After a while I felt very cold, then went inside to take a shower to warm myself up. Once I was in the shower I realized that heat would be transferred to my body by the hot water much slower than it would be released by the water evaporating from my skin. By the time I realized this I was very cold, shivering uncontrollable, and felt gripped by hypothermia. At this time I was still tripping as hard as ever, so this did not improve things at all. I put clothes on, then jumped into a bed and bundled up, but I was unable to recover my body warmth, even though P and R had put all the blankets in the house over me. I began to lose consciousness and feel myself sink into a coma or something of the sorts where I had foreign and reptilian thoughts. I snapped out of it and looked up at friends for help. R decided she would lie in the bed with me for a while. After a few minutes of this, I was still very cold, but did not feel myself on the verge of losing consciousness, then was glad again for not dying. After a while I felt warm again. I kept drinking fluids and lying down, but realized my body had become very weak, and my jaw ached from shivering so much.
After a while, I became very hot and realized I had somewhat of a fever. Being so weak, it was a great chore to stand up and walk to the bathroom, which I had to do a couple of times. The LSD had worn down some, but I still had terrifying closed eye visuals whenever I tried to rest my eyes. It was also difficult to lift water to my lips to drink. I began to think of the luxuries a hospital could afford me, but decided against it, since it would be so expensive. P brought me some broth and water for the protein and fluids, as well as some tylenol for the fever. I had become delirious and noticed myself mumbling and growling in attempts to ward off the sickness. After a while I felt I could safely fall asleep and rest and remain breathing. I had trouble breathing the whole night, and often found myself taking huge breaths and gasping to get more and more oxygen in.

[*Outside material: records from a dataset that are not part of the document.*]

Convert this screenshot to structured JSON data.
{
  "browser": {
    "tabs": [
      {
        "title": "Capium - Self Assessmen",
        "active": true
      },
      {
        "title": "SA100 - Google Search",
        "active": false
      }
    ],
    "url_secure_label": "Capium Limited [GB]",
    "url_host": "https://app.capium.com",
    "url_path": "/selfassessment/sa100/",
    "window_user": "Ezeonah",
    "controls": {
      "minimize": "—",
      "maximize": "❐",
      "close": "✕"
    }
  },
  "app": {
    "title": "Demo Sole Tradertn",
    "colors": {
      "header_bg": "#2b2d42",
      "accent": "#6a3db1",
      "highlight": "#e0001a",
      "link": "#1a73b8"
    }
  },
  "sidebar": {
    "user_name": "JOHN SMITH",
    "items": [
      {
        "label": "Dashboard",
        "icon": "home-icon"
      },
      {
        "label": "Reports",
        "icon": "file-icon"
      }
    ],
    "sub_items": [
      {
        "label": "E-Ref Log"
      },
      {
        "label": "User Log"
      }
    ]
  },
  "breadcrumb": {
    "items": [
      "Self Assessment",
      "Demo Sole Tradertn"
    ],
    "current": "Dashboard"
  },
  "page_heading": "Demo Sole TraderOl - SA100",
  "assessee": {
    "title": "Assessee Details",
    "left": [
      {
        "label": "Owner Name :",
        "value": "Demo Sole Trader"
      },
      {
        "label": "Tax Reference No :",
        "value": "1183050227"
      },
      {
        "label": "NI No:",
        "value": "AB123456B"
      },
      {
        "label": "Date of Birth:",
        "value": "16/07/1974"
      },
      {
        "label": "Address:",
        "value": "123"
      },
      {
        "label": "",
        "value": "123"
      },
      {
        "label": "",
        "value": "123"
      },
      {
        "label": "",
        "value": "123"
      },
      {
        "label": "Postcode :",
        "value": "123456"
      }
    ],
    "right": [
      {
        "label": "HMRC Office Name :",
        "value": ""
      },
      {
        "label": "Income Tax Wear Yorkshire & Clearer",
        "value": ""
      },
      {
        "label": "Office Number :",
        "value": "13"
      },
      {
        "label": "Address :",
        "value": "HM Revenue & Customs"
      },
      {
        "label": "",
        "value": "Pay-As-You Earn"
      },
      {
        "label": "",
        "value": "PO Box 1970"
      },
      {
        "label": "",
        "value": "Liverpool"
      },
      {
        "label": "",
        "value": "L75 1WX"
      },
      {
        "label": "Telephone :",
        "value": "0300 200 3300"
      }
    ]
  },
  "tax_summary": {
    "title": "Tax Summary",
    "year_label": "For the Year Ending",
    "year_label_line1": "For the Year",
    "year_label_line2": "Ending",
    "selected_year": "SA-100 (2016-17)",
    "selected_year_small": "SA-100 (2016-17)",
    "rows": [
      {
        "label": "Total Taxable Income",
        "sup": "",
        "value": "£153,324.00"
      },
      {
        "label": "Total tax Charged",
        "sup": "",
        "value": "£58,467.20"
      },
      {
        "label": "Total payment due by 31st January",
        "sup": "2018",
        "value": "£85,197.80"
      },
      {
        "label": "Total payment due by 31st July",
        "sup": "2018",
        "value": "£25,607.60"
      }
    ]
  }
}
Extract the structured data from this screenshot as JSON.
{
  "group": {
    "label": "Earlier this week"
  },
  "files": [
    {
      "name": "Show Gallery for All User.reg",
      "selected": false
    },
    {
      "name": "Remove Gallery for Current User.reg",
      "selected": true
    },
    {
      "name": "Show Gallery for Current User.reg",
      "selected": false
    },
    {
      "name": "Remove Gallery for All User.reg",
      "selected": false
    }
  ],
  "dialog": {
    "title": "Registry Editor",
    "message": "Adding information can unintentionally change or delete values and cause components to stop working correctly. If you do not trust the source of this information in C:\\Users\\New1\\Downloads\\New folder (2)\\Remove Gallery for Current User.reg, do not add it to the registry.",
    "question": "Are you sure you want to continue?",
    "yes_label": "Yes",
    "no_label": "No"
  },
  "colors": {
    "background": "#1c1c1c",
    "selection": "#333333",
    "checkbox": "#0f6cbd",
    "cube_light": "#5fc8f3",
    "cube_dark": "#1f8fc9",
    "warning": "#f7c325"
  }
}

An annoyance was that I was unable to sleep due to the acid. What bad luck. I had noticed R was vomiting in the bathroom earlier, and I met her in the hallway for some reason, and she said she also felt very sick, and I realized it was the Zoloft making us sick, since she had taken 300mg herself. Acid having almost worn away, and confident I would not die if i fell asleep, I got a good six or seven hours of sleep. I woke up in the morning feeling burnt out, weak and sick, but I was extremely glad not to be dead. T later made me a little card that said 'Best Housesitter Ever.' What I learned: Zoloft is worse than I thought. I had actually thought of taking a lot more, say seven or eight pills, but for some reason decided against it. I'm quite sure I'd be dead if I did. Maybe this story can discourage someone from overdosing on Zoloft while tripping. Peace.